The cross-sectional nature of our study prevents us from distinguishing between cause and effect in any relationships found. Nevertheless, it is important to consider why there might be rural/urban differences in the prevalence of self-reported asthma and asthma- related symptoms (if real). There may be differences between rural and urban areas that were not measured, such as atmospheric pollution, body mass index (BMI), diet, exposure to farming and occupational exposures, which may account for the observations. For instance we did not collect information to allow us to calculate BMI, which has been shown to be important for chronic respiratory disease.[36,37] Rural/urban differences in the prevalence of asthma could have occurred if urban respondents with a high BMI were more likely to be diagnosed as having asthma than rural respondents who had a high BMI. This seems unlikely, but further research is required to examine this.

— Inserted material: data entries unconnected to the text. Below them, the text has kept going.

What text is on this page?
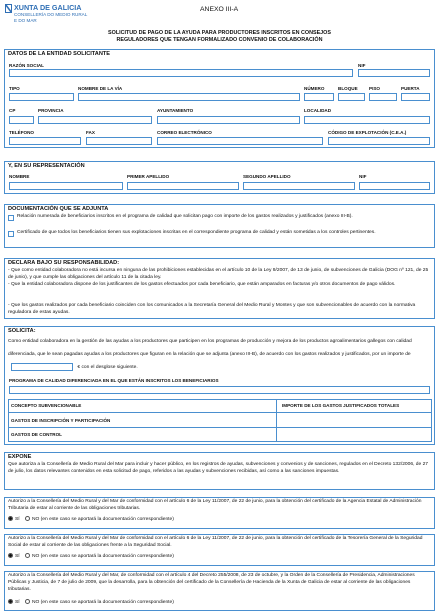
XUNTA DE GALICIA
CONSELLERÍA DO MEDIO RURAL
E DO MAR
ANEXO III-A
SOLICITUD DE PAGO DE LA AYUDA PARA PRODUCTORES INSCRITOS EN CONSEJOS
REGULADORES QUE TENGAN FORMALIZADO CONVENIO DE COLABORACIÓN
DATOS DE LA ENTIDAD SOLICITANTE
RAZÓN SOCIAL	NIF
TIPO	NOMBRE DE LA VÍA	NÚMERO	BLOQUE PISO	PUERTA
CP	PROVINCIA	AYUNTAMIENTO	LOCALIDAD
TELÉFONO	FAX	CORREO ELECTRÓNICO	CÓDIGO DE EXPLOTACIÓN (C.E.A.)
Y, EN SU REPRESENTACIÓN
NOMBRE	PRIMER APELLIDO	SEGUNDO APELLIDO	NIF
DOCUMENTACIÓN QUE SE ADJUNTA
Relación numerada de beneficiarios inscritos en el programa de calidad que solicitan pago con importe de los gastos realizados y justificados (anexo III-B).
Certificado de que todos los beneficiarios tienen sus explotaciones inscritas en el correspondiente programa de calidad y están sometidas a los controles pertinentes.
DECLARA BAJO SU RESPONSABILIDAD:
- Que como entidad colaboradora no está incursa en ninguna de las prohibiciones establecidas en el artículo 10 de la Ley 9/2007, de 13 de junio, de subvenciones de Galicia (DOG nº 121, de 25 de junio), y que cumple las obligaciones del artículo 11 de la citada ley.
- Que la entidad colaboradora dispone de los justificantes de los gastos efectuados por cada beneficiario, que están amparados en facturas y/o otros documentos de pago válidos.
- Que los gastos realizados por cada beneficiario coinciden con los comunicados a la Secretaría General del Medio Rural y Montes y que son subvencionables de acuerdo con la normativa reguladora de estas ayudas.
SOLICITA:
Como entidad colaboradora en la gestión de las ayudas a los productores que participen en los programas de producción y mejora de los productos agroalimentarios gallegos con calidad diferenciada, que le sean pagadas ayudas a los productores que figuran en la relación que se adjunta (anexo III-B), de acuerdo con los gastos realizados y justificados, por un importe de  € con el desglose siguiente.
PROGRAMA DE CALIDAD DIFERENCIADA EN EL QUE ESTÁN INSCRITOS LOS BENEFICIARIOS
CONCEPTO SUBVENCIONABLE	IMPORTE DE LOS GASTOS JUSTIFICADOS TOTALES
GASTOS DE INSCRIPCIÓN Y PARTICIPACIÓN
GASTOS DE CONTROL
EXPONE
Que autoriza a la Consellería de Medio Rural del Mar para incluir y hacer público, en los registros de ayudas, subvenciones y convenios y de sanciones, regulados en el Decreto 132/2006, de 27 de julio, los datos relevantes contenidos en esta solicitud de pago, referidos a las ayudas y subvenciones recibidas, así como a las sanciones impuestas.
Autorizo a la Consellería del Medio Rural y del Mar de conformidad con el artículo 6 de la Ley 11/2007, de 22 de junio, para la obtención del certificado de la Agencia Estatal de Administración Tributaria de estar al corriente de las obligaciones tributarias.
SÍ	NO (en este caso se aportará la documentación correspondiente)
Autorizo a la Consellería del Medio Rural y del Mar de conformidad con el artículo 6 de la Ley 11/2007, de 22 de junio, para la obtención del certificado de la Tesorería General de la Seguridad Social de estar al corriente de las obligaciones frente a la Seguridad Social.
SÍ	NO (en este caso se aportará la documentación correspondiente)
Autorizo a la Consellería del Medio Rural y del Mar, de conformidad con el artículo 4 del Decreto 255/2008, de 23 de octubre, y la Orden de la Consellería de Presidencia, Administraciones Públicas y Justicia, de 7 de julio de 2009, que la desarrolla, para la obtención del certificado de la Consellería de Hacienda de la Xunta de Galicia de estar al corriente de las obligaciones tributarias.
SÍ	NO (en este caso se aportará la documentación correspondiente)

In our study, rurality was defined on the basis of current residency. We do not know if the participants were of rural origin. In France, the prevalence of asthma and adult allergy was found to be significantly lower in those who had ever lived in the country, particularly in subjects who began living in the country before 17 years of age.[38] Evidence from a study of Swedish conscripts suggests that the protective effect of farming environments during childhood on adult asthma is a recent phenomenon observed only among conscripts born after 1970.[39] In Austria, children living on a farm were found to have less asthma, hay fever, and allergic sensitization than children from a nonfarming environment.[40] Children who did not live on a farm but who had regular contact with farm animals had a lower prevalence of allergic sensitization, suggesting that contact with livestock might have a protective role against allergy, perhaps through greater exposure to infections. There is some evidence that if the immune system is exposed to high levels of allergen, as might be the case in rural settings, a form of immune tolerance may occur, perhaps resulting in less allergic disease.[41]

Respondents with chronic respiratory disease reported impaired quality of life on both generic and disease-specific measures. The apparently better quality of life of respondents with COPD or emphysema living in rural areas might be explained by confounding by socioeconomic or other factors such as perhaps differences in severity. Unfortunately we had too little data to enable us to adjust our Results for these variables. This merits investigation in a larger study.

Our Results indicate that living in a rural area is associated with a lower prevalence of asthma but not other chronic respiratory disease, and a lower prevalence of some respiratory symptoms. Although the prevalence of COPD or emphysema may not differ between rural and urban areas, rural residency may be associated with better health status among subjects with these conditions.